The number of people without access to energy in sub-Saharan Africa is projected to rise to 90 to 100 million in 2030. Without access to energy service, the poor will be deprived of the most basic of human rights and of economic opportunities to improve their standard of living. People cannot access modern hospital services without electricity, or feel relief from sweltering heat. Food cannot be refrigerated and businesses cannot function. Children cannot go to school in rainforests where lighting is required during the day. The list of deprivation goes on. (link)Ezra Klein, writing for the Washington Post:
Todd Moss, vice president and senior fellow at the Center for Global Development, recently bought a new refrigerator. It's one of the nice new refrigerators. The super-energy efficient refrigerators. The ones that come with a little yellow tag bragging about how little energy they use each year. But Moss, who's got a more global view than most, knows "energy efficient" means very different things on different continents.
"I know I live an energy-intensive lifestyle," he writes. "Americans on average use 13,395 kWh/year (IEA data for 2010), which is nearly three times what the typical South African uses and 100 times the average Nigerian.

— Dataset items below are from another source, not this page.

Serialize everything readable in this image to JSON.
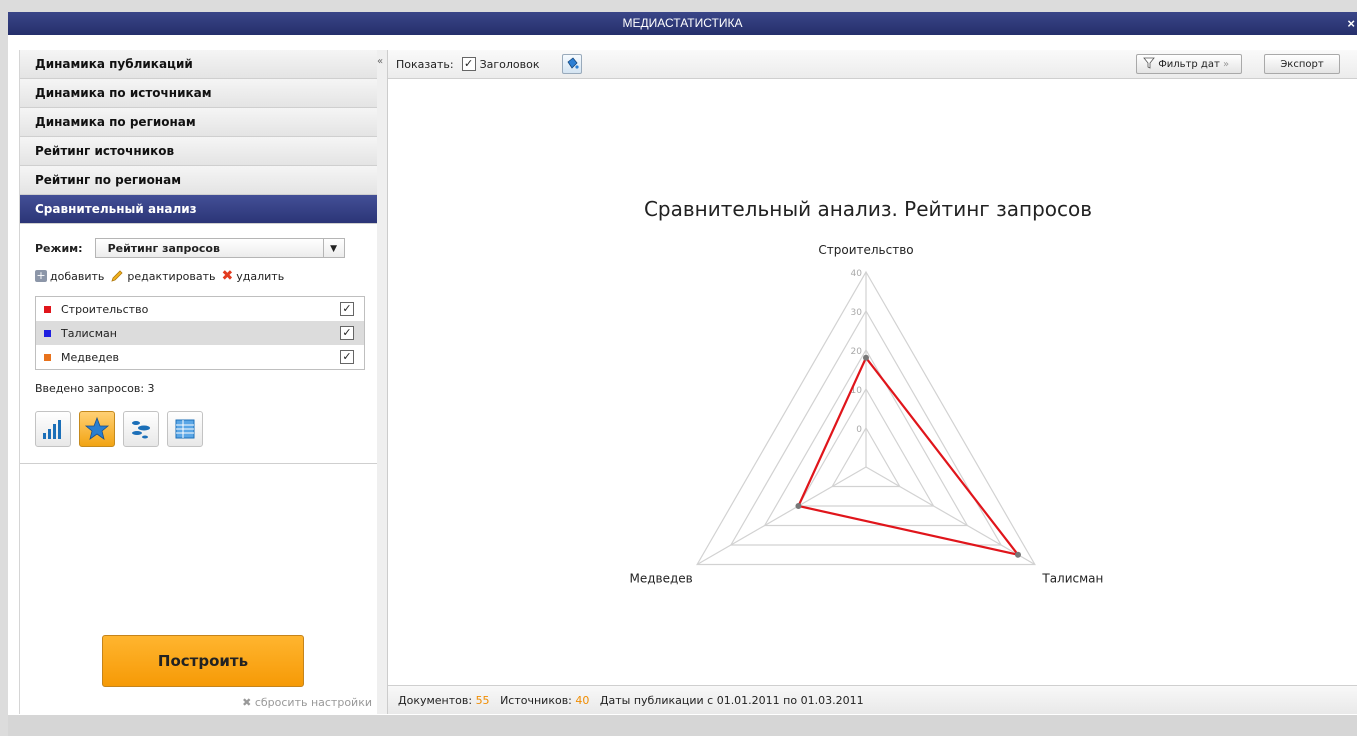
{
  "window": {
    "title": "МЕДИАСТАТИСТИКА",
    "close": "×"
  },
  "sidebar": {
    "items": [
      {
        "label": "Динамика публикаций"
      },
      {
        "label": "Динамика по источникам"
      },
      {
        "label": "Динамика по регионам"
      },
      {
        "label": "Рейтинг источников"
      },
      {
        "label": "Рейтинг по регионам"
      },
      {
        "label": "Сравнительный анализ"
      }
    ],
    "mode_label": "Режим:",
    "mode_value": "Рейтинг запросов",
    "add_label": "добавить",
    "edit_label": "редактировать",
    "delete_label": "удалить",
    "queries": [
      {
        "name": "Строительство",
        "color": "#e0151b",
        "checked": true
      },
      {
        "name": "Талисман",
        "color": "#1f1fe0",
        "checked": true
      },
      {
        "name": "Медведев",
        "color": "#e8721c",
        "checked": true
      }
    ],
    "entered_label": "Введено запросов: 3",
    "chart_types": [
      "bar-chart-icon",
      "star-chart-icon",
      "bubble-chart-icon",
      "table-icon"
    ],
    "build_label": "Построить",
    "reset_label": "сбросить настройки"
  },
  "toolbar": {
    "show_label": "Показать:",
    "title_checkbox_label": "Заголовок",
    "date_filter_label": "Фильтр дат",
    "export_label": "Экспорт"
  },
  "chart_data": {
    "type": "radar",
    "title": "Сравнительный анализ. Рейтинг запросов",
    "axes": [
      "Строительство",
      "Талисман",
      "Медведев"
    ],
    "rlim": [
      -10,
      40
    ],
    "ticks": [
      0,
      10,
      20,
      30,
      40
    ],
    "series": [
      {
        "values": [
          18,
          35,
          10
        ],
        "color": "#e0151b"
      }
    ],
    "grid": true
  },
  "status": {
    "docs_label": "Документов:",
    "docs_value": "55",
    "sources_label": "Источников:",
    "sources_value": "40",
    "dates_text": "Даты публикации с 01.01.2011 по 01.03.2011"
  }
}
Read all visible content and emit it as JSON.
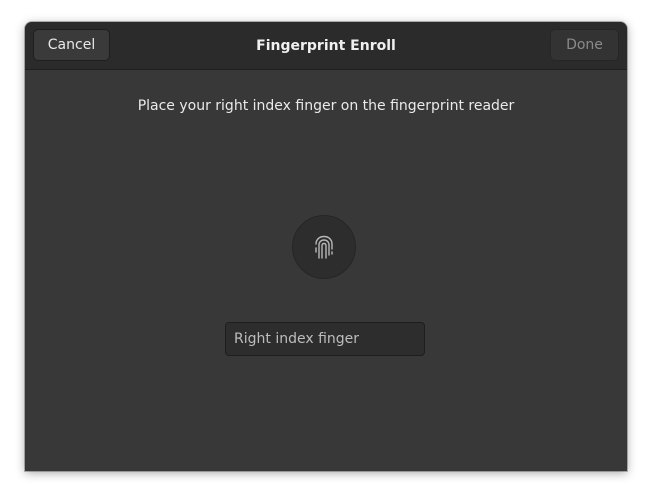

But I was still pretty shocked to see how my new single-family fridge compares with an average citizen in the six Power Africa countries." (see graph above)As has been mentioned by this blog before, the U.S. discourages World Bank funding for electricity-generation projects in Africa that involve fossil fuels. Why deprive developing nations from using cheap effective electrical power?
As can be seen from the graph above, Ghana uses less power per person that the latest "super-energy efficient refrigerator."
Ghana has been suffering from a power shortage this year due to low water levels at hydroelectric dams on the Volta River. The nation’s utilities regulator is already rationing electricity by mandating sporadic shutdowns.
To ensure that World Cup viewing won’t be interrupted, Ghana is purchasing 50 megawatts of electricity from its neighbor, Ivory Coast. Power plants will also be running at maximum capacity, and Volta Aluminum, the nation’s largest smelter and a large drain on electricity, will slow production during the match.
“These plans are put in place for consumers to watch uninterruptible football matches during the World Cup,” the Public Utilities Regulatory Commission said.
Ghana derives most of its electricity from the Volta River, but that source has not generated enough to keep up with economic growth. Outages are common. Solar and wind power investments, though supported by the government, have yet to make a significant contribution to the nation’s energy supply. And attempts to exploit recent discoveries of natural gas reserves are beset by delays in constructing refineries.